A cigarette and an oxygen tank formed a fiery combination that killed a bedridden multiple sclerosis patient early yesterday in Owings Mills, authorities said.
Ralph Lee Harveson, 44, had suffered from the degenerative nerve disease for at least eight years and was virtually paraplegic, but he refused to surrender his independence and move into a group home, his brother, Carlton "Harvey" Harveson, said yesterday. And although he relied on bottled oxygen, Ralph Harveson ignored pleas from friends and relatives that he give up cigarettes.
"He just looks at you and lights another one," his brother said yesterday. Authorities said Ralph Harveson apparently fell asleep while smoking in his upstairs bedroom in a townhouse in the first block of Meriam Court. A tube led from an oxygen tank to his nose.
"Once the tube burns off you've just got oxygen feeding the fire," said Battalion Chief Patrick Kelly of the Baltimore County Fire Department. "He just couldn't get out of bed when the bed was on fire."

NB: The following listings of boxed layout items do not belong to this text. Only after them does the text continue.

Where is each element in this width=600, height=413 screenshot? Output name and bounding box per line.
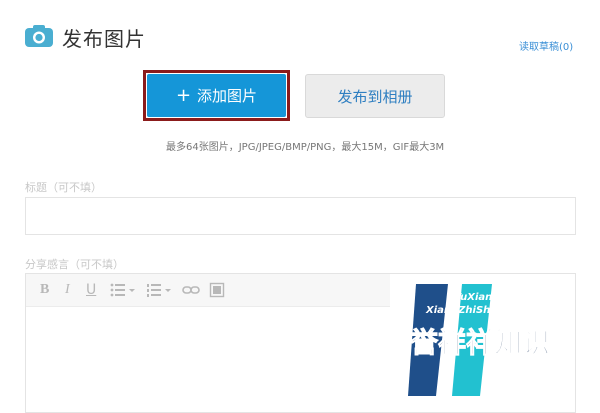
read-draft-link[interactable]: 读取草稿(0) xyxy=(519,38,573,53)
content-optional-note: （可不填） xyxy=(69,258,124,271)
upload-hint: 最多64张图片，JPG/JPEG/BMP/PNG，最大15M，GIF最大3M xyxy=(166,142,445,153)
link-icon[interactable] xyxy=(182,282,200,298)
italic-icon[interactable]: I xyxy=(65,282,70,298)
bold-icon[interactable]: B xyxy=(40,282,49,298)
publish-to-album-button[interactable]: 发布到相册 xyxy=(305,74,445,118)
underline-icon[interactable]: U xyxy=(86,282,96,298)
content-label-text: 分享感言 xyxy=(25,258,69,271)
watermark-chars: 誉祥祥知识 xyxy=(410,326,550,359)
content-label: 分享感言（可不填） xyxy=(25,256,124,272)
camera-icon xyxy=(25,25,53,47)
editor-toolbar: B I U xyxy=(26,274,390,307)
numbered-list-icon[interactable] xyxy=(146,282,172,298)
add-image-label: 添加图片 xyxy=(197,87,258,105)
add-image-button[interactable]: + 添加图片 xyxy=(147,74,286,117)
title-input[interactable] xyxy=(25,197,576,235)
watermark-line1: YuXiang xyxy=(454,292,499,303)
image-icon[interactable] xyxy=(209,282,225,298)
watermark-line2: XiangZhiShi xyxy=(425,305,494,316)
title-label-text: 标题 xyxy=(25,181,47,194)
title-optional-note: （可不填） xyxy=(47,181,102,194)
bullet-list-icon[interactable] xyxy=(110,282,136,298)
plus-icon: + xyxy=(175,84,192,106)
title-label: 标题（可不填） xyxy=(25,179,102,195)
watermark-logo: YuXiang XiangZhiShi 誉祥祥知识 xyxy=(408,284,551,396)
page-title: 发布图片 xyxy=(62,27,146,51)
publish-label: 发布到相册 xyxy=(337,87,413,106)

Chief Kelly said paramedics had been called to the house at least once before to treat Mr. Harveson for burns to his face, but he could not provide more details.
Baltimore County authorities began to receive calls of a fire in the townhouse shortly after midnight. Mr. Harveson was dead by the time the first person on the scene, Baltimore County police Cpl. Mark Williams, found him. Corporal Williams was treated for smoke inhalation at the Northwest Hospital Center and released. Chief Kelly said the fire damaged the upper floor of the townhouse, but caused no significant damage to neighboring homes.
Harvey Harveson said that his brother shared the house with another man, who apparently was not home.
Mr. Harveson, who lives in Reisterstown, said his brother is also survived by his father, three sisters, a former wife and a 19-year-old daughter who lives in California.